El borrachín incorregible
- miércoles 18 de septiembre de 2019 - 12:00 AM
Decía Efigenio que él ‘tomaba para olvidar', pues había tenido varias crisis amorosas. Y luego prometía a los que le escuchaban que dejaría el licor. Pero luego ‘olvidaba para tomar', pues no se acordaba de haber prometido nada cuando quería entrarle al guaro por enésima vez. ‘Promesas de borracho' decían.
No era posible recordar cuándo le había sobrevenido esta costumbre. Desde muy joven se había casado con el frasco. Y era común verlo, los fines de semana ‘enfrascado' a besos con la botella.
Este pasatiempo suyo se volvió un problema para todos, porque no había evento público al que no llegase autoinvitado el muy sociable hombre, para dar un espectáculo bochornoso. ‘Qué más quieren, les anima la fiesta su propio borracho. No tienen que traerlo de fuera'. Y es que él decía que era más valioso ser un borracho conocido que un alcohólico anónimo. De ahí que temblara cuando le sugerían entrar a la famosa entidad: ‘¿Y perder mi pasatiempo favorito? Ni pensarlo', contestaba entre un hipo y otro.
Pero ser borrachín empedernido no era el único mal hábito de Efigenio. Le gustaba jugar bromas pesadas, afición que empeoraba cuando estaba en fuego. Así que se presentaba en los velorios y reía; llegaba a los cumpleaños y lloraba. Algunos se lo tomaban a broma y reían indulgentes: ‘Es Efigenio, el borrachín incorregible'. Pero a otros aquello les caía como una patada en las partes blandas.
El bebedor se sentía gracioso, popular, famoso, como muchos personajes del barrio; pero no se daba cuenta de que era ridículo y que la ridiculez también da fama. Por supuesto, no se podía beber en la calle. Pero él salía de los bares hasta los topes, y a veces, de su casa también. Como se llamaba Efigenio, nada más natural que le dijesen ‘Genio', como sucede igual a los Eugenios. Pero él tenía que aguantar que, con el viejo chiste, lo comparasen con el genio de la botella: ‘nada más destapan una y él aparece, ja, ja'. Más de una vez se durmió en las bancas de un parque y se levantó sin zapatos y sin medias.

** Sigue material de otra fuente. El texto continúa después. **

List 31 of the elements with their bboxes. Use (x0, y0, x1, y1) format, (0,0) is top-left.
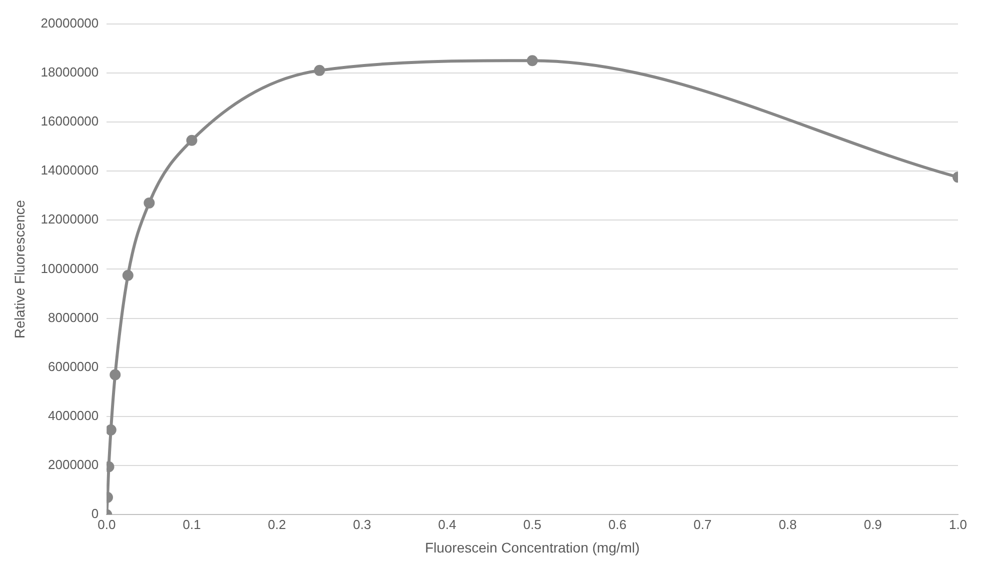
x-tick-label: 1.0 (948, 516, 968, 532)
point (526, 55, 538, 66)
y-tick-label: 6000000 (48, 358, 99, 374)
y-tick-label: 0 (91, 506, 99, 522)
y-tick-label: 20000000 (40, 15, 99, 30)
y-tick-label: 4000000 (48, 408, 99, 424)
x-tick-label: 0.3 (353, 516, 372, 532)
point (106, 424, 116, 436)
y-tick-label: 10000000 (40, 260, 99, 276)
point (144, 197, 155, 208)
x-tick-label: 0.1 (182, 516, 201, 532)
x-tick-label: 0.7 (694, 516, 712, 532)
y-tick-label: 16000000 (40, 114, 99, 129)
y-tick-label: 12000000 (40, 212, 99, 227)
x-axis-title: Fluorescein Concentration (mg/ml) (424, 539, 640, 556)
y-tick-label: 14000000 (40, 162, 99, 178)
y-tick-label: 2000000 (48, 457, 99, 472)
y-tick-label: 8000000 (48, 310, 99, 325)
y-tick-label: 18000000 (40, 64, 99, 80)
point (186, 134, 198, 146)
point (110, 369, 121, 380)
point (314, 64, 325, 76)
x-tick-label: 0.6 (608, 516, 626, 532)
x-tick-label: 0.2 (268, 516, 286, 532)
y-axis-title: Relative Fluorescence (11, 200, 28, 338)
x-tick-label: 0.4 (438, 516, 456, 532)
x-tick-label: 0.9 (864, 516, 882, 532)
point (122, 270, 134, 281)
x-tick-label: 0.0 (98, 516, 116, 532)
x-tick-label: 0.5 (523, 516, 542, 532)
x-tick-label: 0.8 (778, 516, 797, 532)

En otra ocasión fue a subir a un colectivo y tropezó, cayendo despatarrado en el estribo. ‘Llévense a ese borracho', bramó el conductor y dos nobles personas lo tomaron en brazo y lo sentaron en la parada. Pero todavía tuvo ocasiones peores.
Sentado al fondo de un bus se sintió mareado, y devolvió lo que había tomado, y aquello que arrojó llegó a las sandalias de una dama sentada adelante. Eso fue todo para el campeón. Dos grandulones lo tomaron en brazos y lo bajaron del autobús. Pero no lo sentaron en la parada. No. Lo que hicieron fue darle una paliza para consumir allí y para llevar para la casa. Perdió algunos dientes, le apagaron un ojo y casi le cambian las orejas de posición.
Por primera vez Genio meditó seriamente, cuando volvió a la sobriedad, si sería mejor dejar el guaro porque se le había pasado la borrachera, pero no la hinchazón ni los dolores.
La fuerza de voluntad, sin embargo, se afina a golpes de yunque y martillo, y en el caso de Genio, se afinaría a punta de cachetadas y toletazos. Una noche, a causa del mareo espirituoso (por los tragos, pues) no dio con la entrada de su casa, sino con una ajena, y mientras él intentaba entrar con una llave que, por supuesto, no funcionaba, la asustada dueña llamó a la policía. Cuando los uniformados llegaron le arrearon a Genio una paliza de padre y señor nuestro.
Hoy, Efigenio medita, mientras contempla sus yesos, cuantos golpes (literalmente en su caso) se necesitan en la vida para distanciarse de un vicio fatal.